His initial fame came as the lead singer and songwriter for Screaming Trees, which he co-founded in his hometown of Ellensburg, Wash., about 100 miles southeast of Seattle, where the band thereafter played alongside The Melvins and Mudhoney amid the coalescing of grunge. After releasing an EP and LP locally, the quartet signed with Southern California’s SST. The label released three of their albums and put them on the national stage.

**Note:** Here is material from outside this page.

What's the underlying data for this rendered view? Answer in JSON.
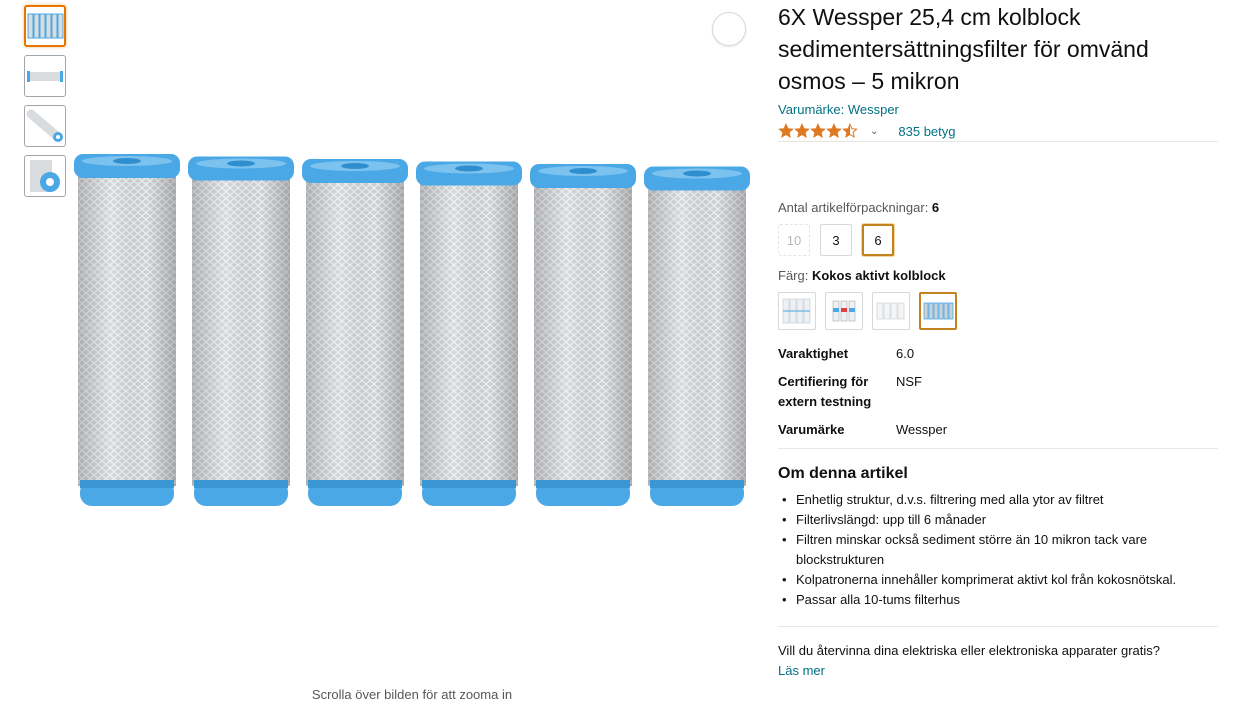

They subsequently signed with Epic, releasing Uncle Anesthesia in 1990 and scoring the alternative hit “Bed of Roses.” Its follow-up, 1992’s Sweet Oblivion, was their biggest seller, buoyed by the single “Nearly Lost You,” which was featured in the 1992 film Singles and on its double-platinum soundtrack. Screaming Trees released Dust in 1996 and disbanded in 2000.

In 1990 Lanegan issued the first of his dozen solo albums, The Winding Sheet (Sub Pop), with guest appearances by Kurt Cobain and Krist Novoselic. He released two albums with Afghan Whigs frontman Greg Dulli (the two were billed as The Gutter Twins), three albums with Isobel Campbell and two with Duke Garwood. His final project, Dark Mark vs. Skeleton Joe, came out in October.

He also performed with Dulli’s Twilight Singers and UNKLE and sang on two Soulsavers albums.

Lanegan began working with Queens of the Stone Age for their Rated R and joined the band full-time in 2002. (QOTSA’s Josh Homme had been Screaming Trees’ touring guitarist in the late ‘90s). With Lanegan in the lineup, QOTSA scored their most-successful album, the gold-certified Songs for the Deaf. He left the band in 2005 but continued to sing and co-write with them until 2013. That year, Lanegan and Homme wrote and recorded the theme to CNN’s Anthony Bourdain: Parts Unknown.

Light in the Attic put out a three-LP anthology of Lanegan's solo work, Has God Seen My Shadow?, in 2014.

In 2020, he released Straight Songs of Sorrow as a musical companion to his memoir Sing Backwards and Weep, about his struggles with addiction and the deaths of friends such as Cobain and Alice in Chains' Layne Staley.